Archives For network effect
A classic example is Facebook (at the time known as The Facebook), which began by targeting college students at Harvard. Once Facebook hit a tipping point, nearly every student at Harvard was registered and an active user. At this point, the founders decided to roll The Facebook out to several other Ivy League schools, but limited the target audience to students at these (3 or 4) Universities. Even once Facebook was a clear hit amongst the college crowd, Facebook for years required a valid college email address to register. They began with a focused target market and aimed for nearly complete saturation before expanding their crosshairs. This resulted in several advantages. First, competitors couldn’t gain a foothold in populations Facebook had already fully penetrated. Second, Facebook was able to create a network effect (part of Eric Ries’ Lean Startup)within each niche market that they targeted, reinforcing the product and the value to its users.
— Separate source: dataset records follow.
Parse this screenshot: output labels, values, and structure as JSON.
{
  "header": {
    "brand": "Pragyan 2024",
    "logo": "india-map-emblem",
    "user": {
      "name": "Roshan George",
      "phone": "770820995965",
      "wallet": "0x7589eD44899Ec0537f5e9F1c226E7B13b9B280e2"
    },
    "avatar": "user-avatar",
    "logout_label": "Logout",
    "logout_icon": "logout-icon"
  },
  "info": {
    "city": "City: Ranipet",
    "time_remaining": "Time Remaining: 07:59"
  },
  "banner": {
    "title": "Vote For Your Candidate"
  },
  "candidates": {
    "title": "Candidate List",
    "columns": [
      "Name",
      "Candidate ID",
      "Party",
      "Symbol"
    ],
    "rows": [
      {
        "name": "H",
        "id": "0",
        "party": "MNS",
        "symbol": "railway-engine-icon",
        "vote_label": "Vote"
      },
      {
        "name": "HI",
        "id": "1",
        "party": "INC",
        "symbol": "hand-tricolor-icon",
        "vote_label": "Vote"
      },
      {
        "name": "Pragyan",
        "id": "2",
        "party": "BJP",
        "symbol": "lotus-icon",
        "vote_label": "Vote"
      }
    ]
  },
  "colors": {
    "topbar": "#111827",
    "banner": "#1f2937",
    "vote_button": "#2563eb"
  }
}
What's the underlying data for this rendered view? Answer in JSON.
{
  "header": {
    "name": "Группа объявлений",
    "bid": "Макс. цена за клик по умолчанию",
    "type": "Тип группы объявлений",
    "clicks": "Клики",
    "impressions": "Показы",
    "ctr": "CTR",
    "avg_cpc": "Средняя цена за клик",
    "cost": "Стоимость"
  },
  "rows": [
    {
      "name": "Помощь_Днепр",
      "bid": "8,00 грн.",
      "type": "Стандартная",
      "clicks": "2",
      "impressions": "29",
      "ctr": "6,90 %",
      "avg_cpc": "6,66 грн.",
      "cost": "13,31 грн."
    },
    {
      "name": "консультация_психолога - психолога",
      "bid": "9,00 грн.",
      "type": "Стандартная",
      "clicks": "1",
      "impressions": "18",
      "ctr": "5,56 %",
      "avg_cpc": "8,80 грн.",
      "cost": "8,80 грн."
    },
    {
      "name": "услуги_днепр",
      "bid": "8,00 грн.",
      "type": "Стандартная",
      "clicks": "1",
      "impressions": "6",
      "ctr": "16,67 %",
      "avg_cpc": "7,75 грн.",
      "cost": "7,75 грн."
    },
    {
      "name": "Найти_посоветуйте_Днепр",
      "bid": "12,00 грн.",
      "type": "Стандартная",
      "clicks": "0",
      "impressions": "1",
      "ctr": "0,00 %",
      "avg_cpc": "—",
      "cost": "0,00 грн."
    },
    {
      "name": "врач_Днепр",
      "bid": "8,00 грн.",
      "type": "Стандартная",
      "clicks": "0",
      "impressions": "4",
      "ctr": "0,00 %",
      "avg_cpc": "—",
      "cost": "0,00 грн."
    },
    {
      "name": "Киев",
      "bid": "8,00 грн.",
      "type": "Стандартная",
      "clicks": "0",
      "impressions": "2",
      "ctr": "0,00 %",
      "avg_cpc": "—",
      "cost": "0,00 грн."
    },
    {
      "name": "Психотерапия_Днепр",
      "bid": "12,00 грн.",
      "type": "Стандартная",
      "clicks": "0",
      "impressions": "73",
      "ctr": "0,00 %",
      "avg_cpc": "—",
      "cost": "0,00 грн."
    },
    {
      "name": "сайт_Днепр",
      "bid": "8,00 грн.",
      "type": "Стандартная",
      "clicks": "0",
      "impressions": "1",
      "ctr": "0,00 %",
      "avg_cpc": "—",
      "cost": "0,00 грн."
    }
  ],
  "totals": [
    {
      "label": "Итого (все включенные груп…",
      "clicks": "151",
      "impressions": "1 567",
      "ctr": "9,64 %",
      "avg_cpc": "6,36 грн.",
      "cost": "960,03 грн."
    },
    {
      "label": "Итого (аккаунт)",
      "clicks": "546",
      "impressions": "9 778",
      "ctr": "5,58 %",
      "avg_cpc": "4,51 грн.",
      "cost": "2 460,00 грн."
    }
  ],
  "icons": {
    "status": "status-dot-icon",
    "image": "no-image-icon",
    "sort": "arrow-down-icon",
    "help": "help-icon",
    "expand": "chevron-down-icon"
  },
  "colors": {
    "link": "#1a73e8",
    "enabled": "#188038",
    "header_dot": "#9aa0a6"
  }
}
Another example might be a consumer product that can be accessed via mobile phone in India. Of India’s nearly 1.3 billion citizens, roughly 380 million live in urban settings spread across ~48 cities. Nine of these have over 4 million people each and 6 of them – Delhi, Mumbai, Kolkata, Chennai, Bangalore and Pune – are expecting to grow to over 10 million each in the next 15 years. Instead of trying to target India’s population as a whole (or focus any efforts on the rural population), the startup in this example could focus on dominating one of the key urban centers (where people are much more likely to have mobile phones that can access the web) and begin rolling their solution out to other cities once a tipping point / critical mass is achieved.
Geography doesn’t have to be the basis for determining the initial target customer base. Often targeting a specific niche within a broader set and growing increasingly general with each customer iteration is a great strategy. For example, a consumer device that could be useful to anyone that exercises at least a couple of times a month could be initially targeted at hardcore marathon runners and distributed at events catering to ultra-athletes. Once it has achieved success within that small population, it will have essentially gained endorsement by those at the top and could next be targeted to casual half-marathon and full marathon runners (the next level down from ultra-marathon runners). Next could be club athletes followed by casual after-work sports organizations. Eventually the device would travel simply by word of mouth having achieved the endorsement of all serious athletes and the admiration of those that want to be more like the elites.
No matter what strategy you chose, having a specific and identifiable market is essential to your startup’s success.